International Journal of Pharmaceutical Sciences and Nanotechnology ◽

10.37285/ijpsn.2019.12.3.2 ◽

2019 ◽

Vol 12 (3) ◽

pp. 4524-4530

Author(s):

Yonas Brhane ◽

Tesfaye Gabriel ◽

Tigist Adane ◽

Yemisrach Negash ◽

Henok Mulugeta ◽

...

Keyword(s):

Drug Delivery ◽

Mycobacterium Tuberculosis Complex ◽

Drug Resistant ◽

Tuberculosis Complex ◽

Innovative Drug ◽

Recent Developments ◽

Resistant Strains ◽

Delivery Strategies ◽

Drug Resistant Strains ◽

Novel Drug

Tuberculosis (TB) is a contagious infectious illness caused by species having a place with the Mycobacterium tuberculosis complex.
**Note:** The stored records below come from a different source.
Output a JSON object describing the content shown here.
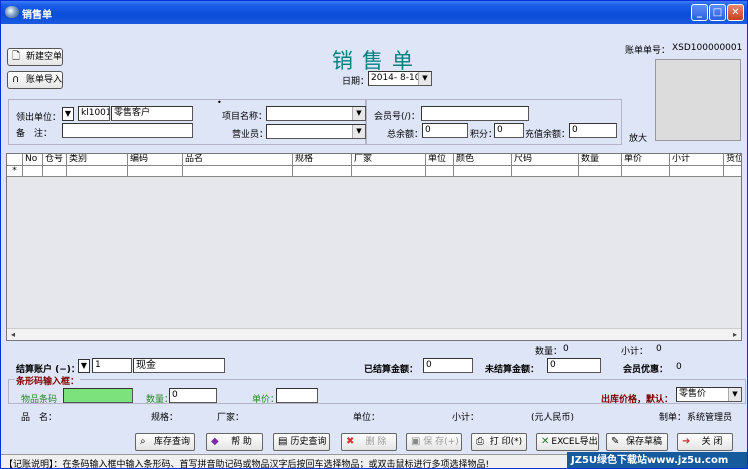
{
  "window": {
    "title": "销售单"
  },
  "header": {
    "title": "销售单",
    "new_button": "新建空单",
    "import_button": "账单导入",
    "date_label": "日期：",
    "date_value": "2014- 8-10",
    "bill_no_label": "账单单号：",
    "bill_no_value": "XSD100000001",
    "zoom_label": "放大"
  },
  "form": {
    "unit_label": "领出单位：",
    "unit_code": "kl1001",
    "unit_name": "零售客户",
    "note_label": "备　注：",
    "note_value": "",
    "project_label": "项目名称：",
    "project_value": "",
    "clerk_label": "营业员：",
    "clerk_value": "",
    "member_label": "会员号(/)：",
    "member_value": "",
    "balance_label": "总余额：",
    "balance_value": "0",
    "points_label": "积分：",
    "points_value": "0",
    "recharge_label": "充值余额：",
    "recharge_value": "0"
  },
  "grid": {
    "columns": [
      "No",
      "仓号",
      "类别",
      "编码",
      "品名",
      "规格",
      "厂家",
      "单位",
      "颜色",
      "尺码",
      "数量",
      "单价",
      "小计",
      "货位"
    ],
    "new_row_marker": "*"
  },
  "summary": {
    "qty_label": "数量：",
    "qty_value": "0",
    "subtotal_label": "小计：",
    "subtotal_value": "0",
    "account_label": "结算账户 (−)：",
    "account_code": "1",
    "account_name": "现金",
    "settled_label": "已结算金额：",
    "settled_value": "0",
    "unsettled_label": "未结算金额：",
    "unsettled_value": "0",
    "member_discount_label": "会员优惠：",
    "member_discount_value": "0"
  },
  "barcode": {
    "group_label": "条形码输入框：",
    "barcode_label": "物品条码",
    "barcode_value": "",
    "qty_label": "数量：",
    "qty_value": "0",
    "price_label": "单价：",
    "price_value": "",
    "price_type_label": "出库价格，默认：",
    "price_type_value": "零售价"
  },
  "info": {
    "name_label": "品　名：",
    "spec_label": "规格：",
    "maker_label": "厂家：",
    "unit_label": "单位：",
    "subtotal_label": "小计：",
    "currency_label": "(元人民币)",
    "creator_label": "制单：",
    "creator_value": "系统管理员"
  },
  "buttons": {
    "stock_query": "库存查询",
    "help": "帮 助",
    "history_query": "历史查询",
    "delete": "删 除",
    "save": "保 存(+)",
    "print": "打 印(*)",
    "excel_export": "EXCEL导出",
    "save_draft": "保存草稿",
    "close": "关 闭"
  },
  "status": {
    "message": "【记账说明】：在条码输入框中输入条形码、首写拼音助记码或物品汉字后按回车选择物品；或双击鼠标进行多项选择物品!",
    "watermark": "JZ5U绿色下载站www.jz5u.com"
  },
  "colors": {
    "titlebar": "#0b4dd8",
    "background": "#dee5f7",
    "title_text": "#008080",
    "barcode_field": "#7ce37c"
  }
}
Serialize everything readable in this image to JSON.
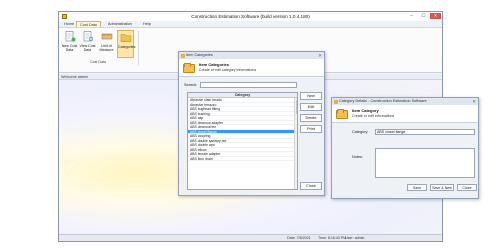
{
  "app": {
    "title": "Construction Estimation Software (build version 1.0.4.180)",
    "window_controls": [
      "–",
      "☐",
      "✕"
    ]
  },
  "menu": {
    "tabs": [
      "Home",
      "Cost Data",
      "Administration",
      "Help"
    ],
    "active_tab": "Cost Data"
  },
  "ribbon": {
    "buttons": [
      {
        "label": "New Cost Data",
        "icon": "new-document-icon"
      },
      {
        "label": "View Cost Data",
        "icon": "view-document-icon"
      },
      {
        "label": "Unit of Measure",
        "icon": "ruler-icon"
      },
      {
        "label": "Categories",
        "icon": "folder-icon"
      }
    ],
    "group_label": "Cost Data"
  },
  "welcome": "Welcome admin",
  "status": {
    "date": "Date: 7/8/2021",
    "time": "Time: 8:16:43 PM",
    "user": "User: admin"
  },
  "categories_dialog": {
    "title": "Item Categories",
    "header_title": "Item Categories",
    "header_subtitle": "Create or edit category informations",
    "search_label": "Search:",
    "search_value": "",
    "column_header": "Category",
    "rows": [
      "Abrasive stain treads",
      "Abrasive terrazzo",
      "ABS bughead fitting",
      "ABS bushing",
      "ABS cap",
      "ABS cleanout adapter",
      "ABS cleanout tee",
      "ABS closet flange",
      "ABS coupling",
      "ABS double sanitary tee",
      "ABS double wye",
      "ABS elbow",
      "ABS female adapter",
      "ABS floor drain"
    ],
    "selected_row": "ABS closet flange",
    "buttons": {
      "new": "New",
      "edit": "Edit",
      "delete": "Delete",
      "print": "Print",
      "close": "Close"
    }
  },
  "details_dialog": {
    "title": "Category Details - Construction Estimation Software",
    "header_title": "Item Category",
    "header_subtitle": "Create or edit informations",
    "category_label": "Category:",
    "category_value": "ABS closet flange",
    "notes_label": "Notes:",
    "notes_value": "",
    "buttons": {
      "save": "Save",
      "save_new": "Save & New",
      "close": "Close"
    }
  }
}
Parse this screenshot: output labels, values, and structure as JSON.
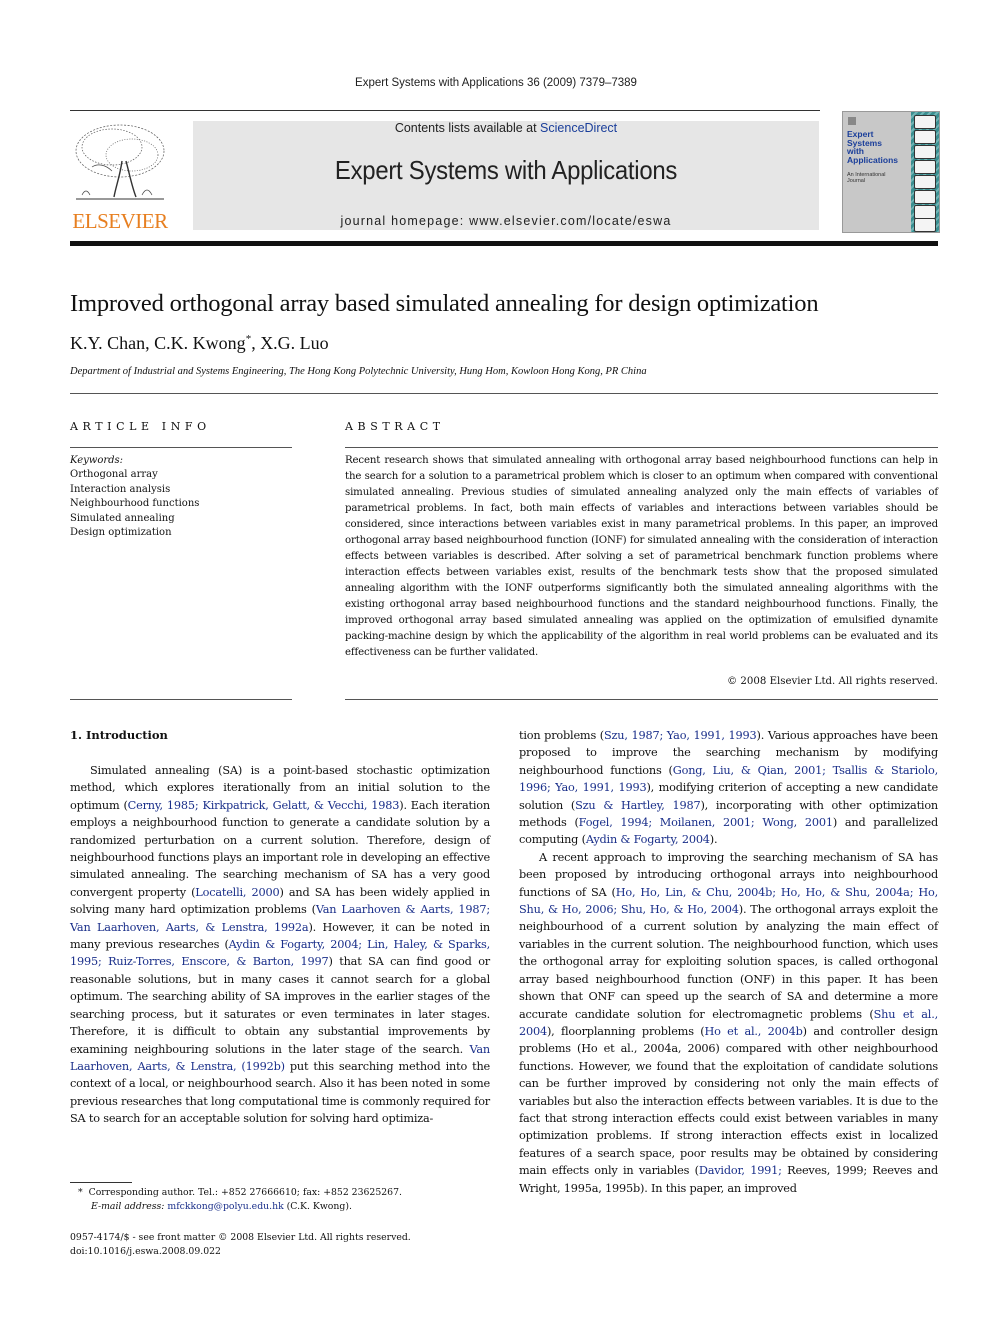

The clinical management of tuberculosis still remains a difficult task. Treatment of TB with anti-tubercular drugs becomes the only option available. Hence, the goals of treatment are ensure cure without relapse, prevent death, impede transmission, and prevent emergence of drug resistant strains. This review describes the latest developments and innovative drug delivery strategies for treatment of TB in order to improve the therapeutic efficacy and reduce toxic effect of anti-tubercular agents and enhance patient compliance with concomitant decrease in drug interaction. Among different novel drug delivery systems Niosomes, Liposomes, Dendrimers, Cyclodextrins, Microencapsulation, Alginates and Hydrogels have been described as new drug delivery strategies of anti-tubercular agents.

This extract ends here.